Es kam nicht, wie es kommen sollte

Die neue Idee ist eine alte

Während der Schnitzeljagd nach Rechtsformen müssen wir überrascht feststellen, dass wir nicht als erste das Solidarfondsprinzip und seine Möglichkeiten im Mietshausbereich entdeckt haben. Beim Blättern in unseren Unterlagen finden wir einen Artikel von Klaus Novy aus der Zeitschrift ARCH+ von 1982. Den hatten wir damals zwar gelesen, aber als jenseits unserer aktuellen Sorgen befindlich gelocht und abgeheftet.
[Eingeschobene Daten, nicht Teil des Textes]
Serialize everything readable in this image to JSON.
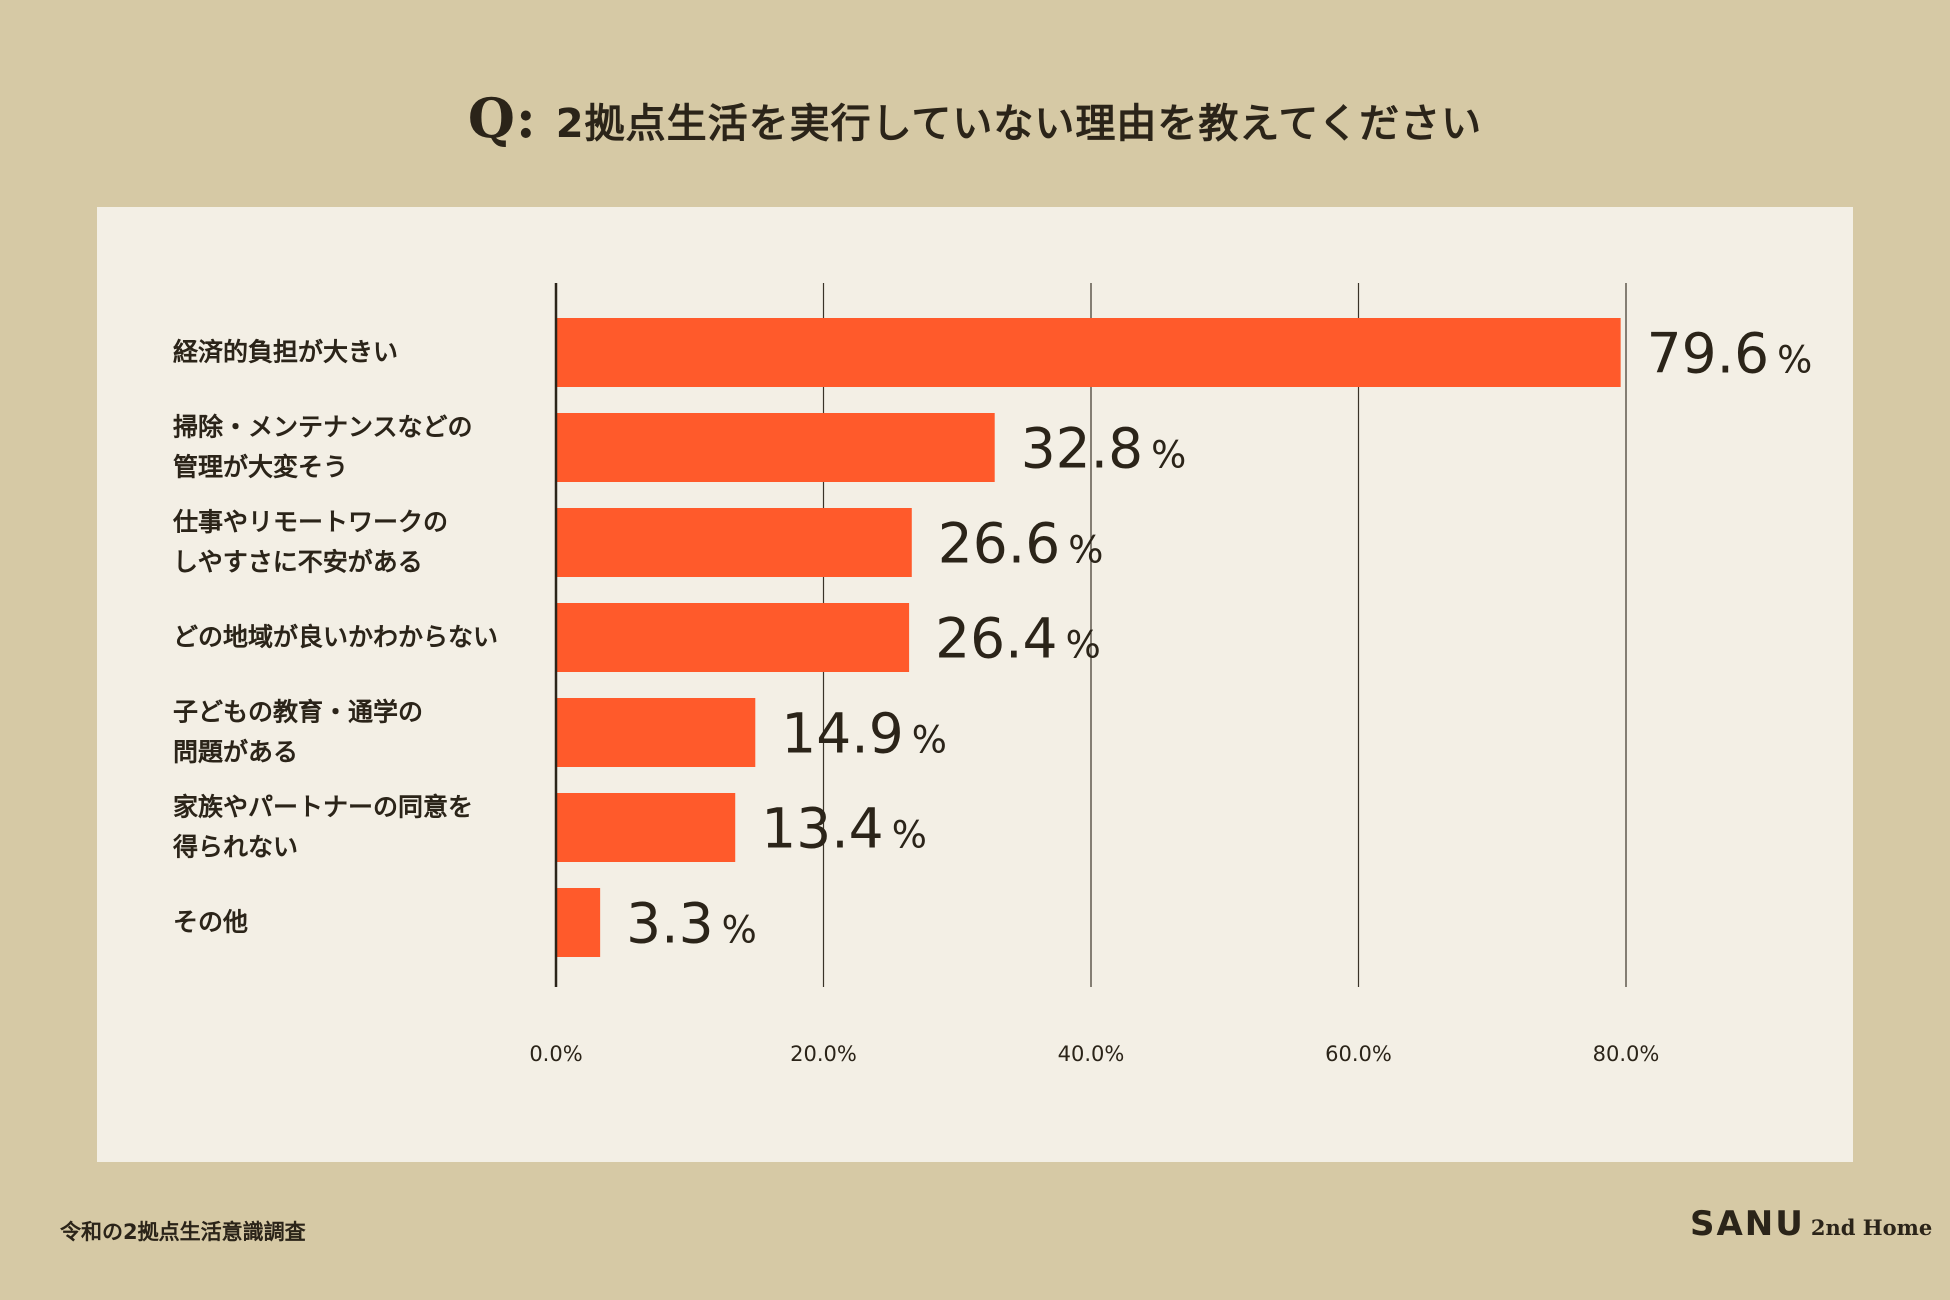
{
  "header": {
    "q_mark": "Q:",
    "question": "2拠点生活を実行していない理由を教えてください"
  },
  "footer": {
    "source": "令和の2拠点生活意識調査",
    "brand_main": "SANU",
    "brand_sub": "2nd Home"
  },
  "colors": {
    "bar": "#ff5a2b",
    "background": "#d6c9a5",
    "panel": "#f3efe5",
    "text": "#2b2419"
  },
  "chart_data": {
    "type": "bar",
    "orientation": "horizontal",
    "categories": [
      [
        "経済的負担が大きい"
      ],
      [
        "掃除・メンテナンスなどの",
        "管理が大変そう"
      ],
      [
        "仕事やリモートワークの",
        "しやすさに不安がある"
      ],
      [
        "どの地域が良いかわからない"
      ],
      [
        "子どもの教育・通学の",
        "問題がある"
      ],
      [
        "家族やパートナーの同意を",
        "得られない"
      ],
      [
        "その他"
      ]
    ],
    "values": [
      79.6,
      32.8,
      26.6,
      26.4,
      14.9,
      13.4,
      3.3
    ],
    "value_unit": "%",
    "xlim": [
      0,
      80
    ],
    "xticks": [
      0,
      20,
      40,
      60,
      80
    ],
    "xtick_labels": [
      "0.0%",
      "20.0%",
      "40.0%",
      "60.0%",
      "80.0%"
    ],
    "grid": true,
    "legend": "none"
  }
}
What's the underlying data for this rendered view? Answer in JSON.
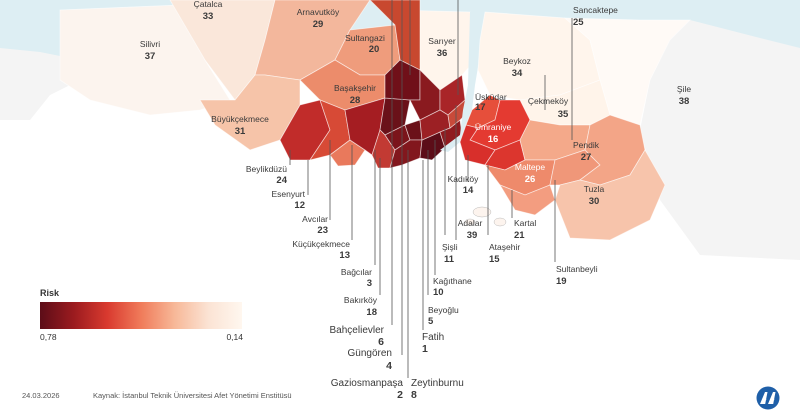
{
  "legend": {
    "title": "Risk",
    "high_value": "0,78",
    "low_value": "0,14"
  },
  "footer": {
    "date": "24.03.2026",
    "source": "Kaynak: İstanbul Teknik Üniversitesi Afet Yönetimi Enstitüsü"
  },
  "colors": {
    "sea": "#ddeef3",
    "outside": "#f4f4f4",
    "risk_high": "#5c0d18",
    "risk_mid": "#d93a2f",
    "risk_low": "#fff7ef"
  },
  "logo": "aa-news-agency-logo",
  "districts": [
    {
      "name": "Çatalca",
      "rank": "33"
    },
    {
      "name": "Arnavutköy",
      "rank": "29"
    },
    {
      "name": "Sancaktepe",
      "rank": "25"
    },
    {
      "name": "Silivri",
      "rank": "37"
    },
    {
      "name": "Sultangazi",
      "rank": "20"
    },
    {
      "name": "Sarıyer",
      "rank": "36"
    },
    {
      "name": "Beykoz",
      "rank": "34"
    },
    {
      "name": "Şile",
      "rank": "38"
    },
    {
      "name": "Başakşehir",
      "rank": "28"
    },
    {
      "name": "Üsküdar",
      "rank": "17"
    },
    {
      "name": "Çekmeköy",
      "rank": "35"
    },
    {
      "name": "Büyükçekmece",
      "rank": "31"
    },
    {
      "name": "Ümraniye",
      "rank": "16"
    },
    {
      "name": "Pendik",
      "rank": "27"
    },
    {
      "name": "Beylikdüzü",
      "rank": "24"
    },
    {
      "name": "Kadıköy",
      "rank": "14"
    },
    {
      "name": "Maltepe",
      "rank": "26"
    },
    {
      "name": "Esenyurt",
      "rank": "12"
    },
    {
      "name": "Tuzla",
      "rank": "30"
    },
    {
      "name": "Avcılar",
      "rank": "23"
    },
    {
      "name": "Adalar",
      "rank": "39"
    },
    {
      "name": "Kartal",
      "rank": "21"
    },
    {
      "name": "Küçükçekmece",
      "rank": "13"
    },
    {
      "name": "Şişli",
      "rank": "11"
    },
    {
      "name": "Ataşehir",
      "rank": "15"
    },
    {
      "name": "Sultanbeyli",
      "rank": "19"
    },
    {
      "name": "Bağcılar",
      "rank": "3"
    },
    {
      "name": "Kağıthane",
      "rank": "10"
    },
    {
      "name": "Bakırköy",
      "rank": "18"
    },
    {
      "name": "Beyoğlu",
      "rank": "5"
    },
    {
      "name": "Bahçelievler",
      "rank": "6"
    },
    {
      "name": "Fatih",
      "rank": "1"
    },
    {
      "name": "Güngören",
      "rank": "4"
    },
    {
      "name": "Gaziosmanpaşa",
      "rank": "2"
    },
    {
      "name": "Zeytinburnu",
      "rank": "8"
    }
  ]
}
Klaus Novy, Professor für Wohnungsökonomie an der TU Berlin, geht von der speziellen Berliner Situation aus: Dutzende von besetzten Häusern werden legalisiert und können von den HausbewohnerInnen äußerst günstig gekauft werden. Eine muntere Diskussion um geeignete Trägerformen für die einzelnen Häuser ist im Gang: Genossenschaft, Verein, Erbbaurecht, Stiftungsmodell und Kombinationen aller Art. Klaus Novy bringt exakt das gleiche Solidarfondskonzept und einen projektübergreifenden Blickwinkel in die Debatte ein. Er plädiert, diese einzigartige, wohnungspolitische Chance nicht vorüber ziehen zu lassen: Ein Bestand aus Dutzenden von kostengünstigen Mietshäusern gäbe einen soliden Grundstock für einen Solidarfondsverbund.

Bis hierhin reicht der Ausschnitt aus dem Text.